Netanyahu may avoid vote on a bill for women’s rights in Judea and Samaria. MK Struk urges: ‘Don’t give in to the extreme left.’

Maayana Miskin ,

MMK Orit Struk
MMK Orit Struk
Israel news photo: Flash 90

MK Orit Struk (Bayit Yehudi) fears that Prime Minister Binyamin Netanyahu may be planning to prevent a vote on a bill she submitted that would extend rights for working women to Judea and Samaria (Shomron).

The law would ensure that women in those regions have the same employment rights as women elsewhere in Israel, including the right not to be fired during pregnancy or maternity leave without special authorization, and the right to take time off from work for fertility treatments or adoption procedures when relevant.

It would apply to both Jewish and Arab women working for Israeli employers.

Struk is concerned that the opinion shared by Attorney General Yehuda Weinstein, who argued against the law, will sway Netanyahu to table the bill. Weinstein expressed concern that applying an Israeli law in Judea and Samaria would be seen as a step toward annexation, and proposed that Israel make do with a military order regarding equality for women instead.

In an urgent letter to Netanyahu, Struk countered Weinstein’s claims and urged Netanyahu to follow through on voting for the bill.

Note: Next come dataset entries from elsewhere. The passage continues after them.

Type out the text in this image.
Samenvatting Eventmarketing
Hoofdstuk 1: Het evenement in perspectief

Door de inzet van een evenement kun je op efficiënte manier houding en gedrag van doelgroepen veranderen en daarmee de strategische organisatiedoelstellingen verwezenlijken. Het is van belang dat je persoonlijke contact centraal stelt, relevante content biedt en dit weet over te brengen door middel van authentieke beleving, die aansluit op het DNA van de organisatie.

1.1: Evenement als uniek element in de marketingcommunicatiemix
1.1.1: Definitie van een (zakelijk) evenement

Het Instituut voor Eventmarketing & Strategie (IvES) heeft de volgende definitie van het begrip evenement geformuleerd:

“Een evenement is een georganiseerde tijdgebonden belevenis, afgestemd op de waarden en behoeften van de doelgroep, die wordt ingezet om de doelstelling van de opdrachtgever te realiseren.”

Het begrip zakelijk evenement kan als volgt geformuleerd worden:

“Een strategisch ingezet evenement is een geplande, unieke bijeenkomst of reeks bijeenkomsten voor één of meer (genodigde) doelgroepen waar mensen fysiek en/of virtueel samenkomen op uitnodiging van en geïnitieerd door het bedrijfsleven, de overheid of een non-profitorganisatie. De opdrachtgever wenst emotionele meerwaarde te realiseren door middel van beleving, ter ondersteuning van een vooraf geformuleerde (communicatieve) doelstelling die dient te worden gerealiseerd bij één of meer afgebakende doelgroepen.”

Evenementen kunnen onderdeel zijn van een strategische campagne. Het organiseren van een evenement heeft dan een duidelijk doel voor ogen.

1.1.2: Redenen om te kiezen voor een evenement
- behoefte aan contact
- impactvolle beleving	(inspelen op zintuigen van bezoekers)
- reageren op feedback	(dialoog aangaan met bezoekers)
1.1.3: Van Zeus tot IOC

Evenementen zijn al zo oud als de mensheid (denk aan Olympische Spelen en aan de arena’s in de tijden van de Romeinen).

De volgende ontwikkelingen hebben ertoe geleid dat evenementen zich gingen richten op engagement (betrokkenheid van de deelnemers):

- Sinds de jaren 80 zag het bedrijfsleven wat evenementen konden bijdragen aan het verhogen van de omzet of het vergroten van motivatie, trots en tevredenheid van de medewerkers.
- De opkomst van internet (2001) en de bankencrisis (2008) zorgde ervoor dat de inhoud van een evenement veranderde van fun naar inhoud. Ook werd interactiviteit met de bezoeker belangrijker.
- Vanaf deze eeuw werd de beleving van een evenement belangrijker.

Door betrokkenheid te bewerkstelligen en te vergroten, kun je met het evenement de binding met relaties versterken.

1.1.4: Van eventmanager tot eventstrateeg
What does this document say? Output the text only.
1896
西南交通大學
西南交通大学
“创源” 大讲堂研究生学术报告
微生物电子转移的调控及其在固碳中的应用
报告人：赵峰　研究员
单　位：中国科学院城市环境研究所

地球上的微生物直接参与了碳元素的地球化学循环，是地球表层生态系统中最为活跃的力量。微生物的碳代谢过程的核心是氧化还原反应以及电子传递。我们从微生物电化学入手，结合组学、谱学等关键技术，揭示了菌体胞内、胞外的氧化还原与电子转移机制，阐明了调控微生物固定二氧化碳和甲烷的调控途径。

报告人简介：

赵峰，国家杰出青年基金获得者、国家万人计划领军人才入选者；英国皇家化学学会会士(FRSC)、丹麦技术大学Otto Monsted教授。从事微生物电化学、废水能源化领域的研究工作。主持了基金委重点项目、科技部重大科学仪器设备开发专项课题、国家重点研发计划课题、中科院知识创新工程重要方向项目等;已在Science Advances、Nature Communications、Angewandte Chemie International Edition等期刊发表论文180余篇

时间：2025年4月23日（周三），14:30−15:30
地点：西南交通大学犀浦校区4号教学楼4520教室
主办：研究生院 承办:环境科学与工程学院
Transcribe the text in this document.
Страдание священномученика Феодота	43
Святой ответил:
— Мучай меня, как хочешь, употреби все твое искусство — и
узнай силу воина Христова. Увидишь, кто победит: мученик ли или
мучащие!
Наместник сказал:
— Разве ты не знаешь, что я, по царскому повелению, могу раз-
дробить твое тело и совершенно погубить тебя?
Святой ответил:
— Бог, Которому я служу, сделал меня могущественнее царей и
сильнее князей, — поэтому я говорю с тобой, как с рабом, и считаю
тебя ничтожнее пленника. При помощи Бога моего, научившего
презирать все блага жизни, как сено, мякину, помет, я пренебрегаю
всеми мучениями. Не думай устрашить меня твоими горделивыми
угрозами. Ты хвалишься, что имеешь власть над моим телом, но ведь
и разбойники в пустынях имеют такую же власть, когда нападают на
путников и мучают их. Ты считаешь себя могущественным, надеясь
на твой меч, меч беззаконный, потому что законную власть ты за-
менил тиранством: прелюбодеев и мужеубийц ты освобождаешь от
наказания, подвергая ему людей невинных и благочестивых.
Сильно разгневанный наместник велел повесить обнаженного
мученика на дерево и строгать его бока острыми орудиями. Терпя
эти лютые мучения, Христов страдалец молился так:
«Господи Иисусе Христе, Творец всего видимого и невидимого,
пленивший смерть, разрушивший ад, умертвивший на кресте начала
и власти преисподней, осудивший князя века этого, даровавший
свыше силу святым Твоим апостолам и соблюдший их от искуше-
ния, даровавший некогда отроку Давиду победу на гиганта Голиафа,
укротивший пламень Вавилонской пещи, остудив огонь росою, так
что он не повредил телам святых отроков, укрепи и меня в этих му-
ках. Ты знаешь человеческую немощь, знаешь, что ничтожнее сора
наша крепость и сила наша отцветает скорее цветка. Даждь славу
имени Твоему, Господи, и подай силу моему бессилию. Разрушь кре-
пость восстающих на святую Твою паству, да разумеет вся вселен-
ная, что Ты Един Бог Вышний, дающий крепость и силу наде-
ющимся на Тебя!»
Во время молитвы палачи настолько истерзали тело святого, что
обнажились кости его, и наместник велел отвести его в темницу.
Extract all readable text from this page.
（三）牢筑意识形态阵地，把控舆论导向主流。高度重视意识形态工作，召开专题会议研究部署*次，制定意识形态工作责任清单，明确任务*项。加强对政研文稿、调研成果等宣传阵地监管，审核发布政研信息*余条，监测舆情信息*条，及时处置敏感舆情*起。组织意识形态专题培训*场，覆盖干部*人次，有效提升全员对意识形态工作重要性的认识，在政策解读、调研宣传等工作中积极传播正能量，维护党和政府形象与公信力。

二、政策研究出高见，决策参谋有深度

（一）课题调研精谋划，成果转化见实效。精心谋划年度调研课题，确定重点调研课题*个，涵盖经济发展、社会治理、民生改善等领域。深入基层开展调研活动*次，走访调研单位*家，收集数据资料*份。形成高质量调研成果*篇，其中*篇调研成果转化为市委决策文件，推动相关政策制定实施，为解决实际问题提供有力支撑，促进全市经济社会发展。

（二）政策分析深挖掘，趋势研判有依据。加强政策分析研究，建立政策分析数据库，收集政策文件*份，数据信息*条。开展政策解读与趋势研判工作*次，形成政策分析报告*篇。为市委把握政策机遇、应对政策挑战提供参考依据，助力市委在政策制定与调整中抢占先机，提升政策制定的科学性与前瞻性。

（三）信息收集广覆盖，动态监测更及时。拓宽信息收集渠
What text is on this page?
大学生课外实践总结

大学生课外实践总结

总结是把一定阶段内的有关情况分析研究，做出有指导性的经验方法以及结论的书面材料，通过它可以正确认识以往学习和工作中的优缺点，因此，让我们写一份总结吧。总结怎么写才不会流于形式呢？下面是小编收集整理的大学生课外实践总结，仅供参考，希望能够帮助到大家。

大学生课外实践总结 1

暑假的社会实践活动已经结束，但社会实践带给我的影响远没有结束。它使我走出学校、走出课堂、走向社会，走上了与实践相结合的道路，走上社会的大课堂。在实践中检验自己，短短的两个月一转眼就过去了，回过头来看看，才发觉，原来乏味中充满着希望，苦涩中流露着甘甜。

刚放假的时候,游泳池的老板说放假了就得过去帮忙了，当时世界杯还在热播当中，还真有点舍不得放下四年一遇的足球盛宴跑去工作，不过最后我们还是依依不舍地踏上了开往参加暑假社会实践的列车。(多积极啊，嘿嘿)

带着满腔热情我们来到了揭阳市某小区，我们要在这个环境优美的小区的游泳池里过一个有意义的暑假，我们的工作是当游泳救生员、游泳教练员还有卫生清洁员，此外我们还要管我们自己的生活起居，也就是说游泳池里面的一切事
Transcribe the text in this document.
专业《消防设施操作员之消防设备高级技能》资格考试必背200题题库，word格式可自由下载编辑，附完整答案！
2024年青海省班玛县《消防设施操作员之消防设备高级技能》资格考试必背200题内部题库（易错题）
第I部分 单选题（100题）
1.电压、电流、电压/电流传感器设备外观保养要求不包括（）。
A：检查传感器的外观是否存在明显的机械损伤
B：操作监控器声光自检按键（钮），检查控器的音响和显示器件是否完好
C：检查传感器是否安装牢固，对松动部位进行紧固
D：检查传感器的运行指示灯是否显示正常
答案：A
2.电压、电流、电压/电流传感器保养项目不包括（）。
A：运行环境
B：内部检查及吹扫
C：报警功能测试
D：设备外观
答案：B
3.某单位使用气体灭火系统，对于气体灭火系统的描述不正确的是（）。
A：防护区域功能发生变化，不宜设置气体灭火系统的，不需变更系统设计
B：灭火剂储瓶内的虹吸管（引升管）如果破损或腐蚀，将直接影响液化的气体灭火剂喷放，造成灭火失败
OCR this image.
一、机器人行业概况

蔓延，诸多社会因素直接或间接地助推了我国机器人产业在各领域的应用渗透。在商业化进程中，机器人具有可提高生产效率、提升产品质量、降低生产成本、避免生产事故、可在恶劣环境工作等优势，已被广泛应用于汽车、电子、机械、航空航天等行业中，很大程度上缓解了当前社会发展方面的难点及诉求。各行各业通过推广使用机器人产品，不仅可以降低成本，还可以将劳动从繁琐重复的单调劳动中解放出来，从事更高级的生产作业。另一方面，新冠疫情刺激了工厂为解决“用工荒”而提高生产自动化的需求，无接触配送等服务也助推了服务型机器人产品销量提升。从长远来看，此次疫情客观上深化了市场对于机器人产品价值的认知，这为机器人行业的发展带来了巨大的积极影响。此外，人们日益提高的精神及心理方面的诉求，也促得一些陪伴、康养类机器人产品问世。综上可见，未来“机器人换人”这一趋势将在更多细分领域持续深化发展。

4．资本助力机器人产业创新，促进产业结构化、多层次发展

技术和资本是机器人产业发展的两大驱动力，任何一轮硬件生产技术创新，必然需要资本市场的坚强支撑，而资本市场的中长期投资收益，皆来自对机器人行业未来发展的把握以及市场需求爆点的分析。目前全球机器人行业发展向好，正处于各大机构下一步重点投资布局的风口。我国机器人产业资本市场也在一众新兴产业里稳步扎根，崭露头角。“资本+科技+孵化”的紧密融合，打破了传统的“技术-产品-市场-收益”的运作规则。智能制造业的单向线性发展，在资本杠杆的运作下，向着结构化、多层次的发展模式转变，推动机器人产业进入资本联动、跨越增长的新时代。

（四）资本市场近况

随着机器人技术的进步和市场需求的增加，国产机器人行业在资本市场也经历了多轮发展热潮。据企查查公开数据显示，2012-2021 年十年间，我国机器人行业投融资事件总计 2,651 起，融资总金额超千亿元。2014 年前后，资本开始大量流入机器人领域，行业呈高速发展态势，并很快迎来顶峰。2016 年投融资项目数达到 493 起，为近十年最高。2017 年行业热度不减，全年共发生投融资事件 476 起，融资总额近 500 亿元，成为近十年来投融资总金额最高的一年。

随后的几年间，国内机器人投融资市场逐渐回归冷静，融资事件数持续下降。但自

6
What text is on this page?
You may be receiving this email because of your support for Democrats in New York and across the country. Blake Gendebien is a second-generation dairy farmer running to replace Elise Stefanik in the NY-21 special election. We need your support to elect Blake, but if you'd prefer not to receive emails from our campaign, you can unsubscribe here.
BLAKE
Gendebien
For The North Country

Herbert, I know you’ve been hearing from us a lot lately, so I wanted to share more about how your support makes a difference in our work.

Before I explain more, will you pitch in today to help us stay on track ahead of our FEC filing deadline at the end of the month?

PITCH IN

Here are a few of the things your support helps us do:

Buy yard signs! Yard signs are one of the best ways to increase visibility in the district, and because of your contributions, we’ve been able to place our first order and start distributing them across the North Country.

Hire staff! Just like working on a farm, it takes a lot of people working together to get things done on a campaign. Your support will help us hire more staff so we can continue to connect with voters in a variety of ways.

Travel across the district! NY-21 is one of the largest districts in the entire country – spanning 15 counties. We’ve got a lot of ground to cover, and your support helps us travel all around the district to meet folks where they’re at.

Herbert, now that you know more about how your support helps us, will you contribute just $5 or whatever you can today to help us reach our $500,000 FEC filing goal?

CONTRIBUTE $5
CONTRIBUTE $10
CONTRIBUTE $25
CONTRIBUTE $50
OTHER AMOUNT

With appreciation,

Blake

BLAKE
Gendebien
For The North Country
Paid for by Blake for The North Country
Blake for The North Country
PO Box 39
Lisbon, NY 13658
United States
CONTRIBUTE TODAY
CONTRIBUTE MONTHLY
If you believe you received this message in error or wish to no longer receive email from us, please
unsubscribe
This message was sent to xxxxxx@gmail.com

“The ministers who are asking you to avoid voting on the bill belong to that same part of the political left that tries to delegitimize the very fact of Jewish life in Judea and Samaria, and to tarnish our reputation,” she accused.

“Don’t play a part in this evil,” she urged.

Struk continued, “I read the Attorney General’s comments. With all due respect, there is no logical connection between the data that he himself provides in this first two sections, and his proposal in the third.

“The Attorney General himself writes that a legal problem exists only in regards to ‘an accumulation of Israeli legislation of a territorial nature in the region,’ and that ‘the Knesset has limited its legislation in Judea and Samaria to laws that apply personally and directly to Israeli citizens,’” she wrote.

“What is a law about women’s employment rights, if not a personal-direct law, that is entirely about human rights, workers’ rights, women’s rights?” Struk demanded. “Why would this law be different from other laws that the Attorney General himself notes have already been applied in Judea and Samaria, such as ‘taxation, criminal law, military service, elections, etc’?”

Israeli citizens in Judea and Samaria are subject to many Israeli laws already, she noted, including a law – not military order – requiring them to pay taxes, a law – not military order – requiring them to enlist in the IDF, and traffic laws.

“And suddenly if the women among us get consistent legal protection – this creates concerns of annexation and ‘implications under international law,’ and we need a military order?!” Struk exclaimed.

“I listened closely to what you said on Tisha B’Av… You said you would not allow discrimination against the hundreds of thousands of Israeli citizens in Judea and Samaria. If you meant what you said, Mr. Prime Minister, don’t give in to the left. Don’t prevent a vote on this just law,” she urged.

“Mr. Prime Minister, don’t give the left this victory.

“With great respect, and blessings for a good new year, MK Orit Struk,” she signed.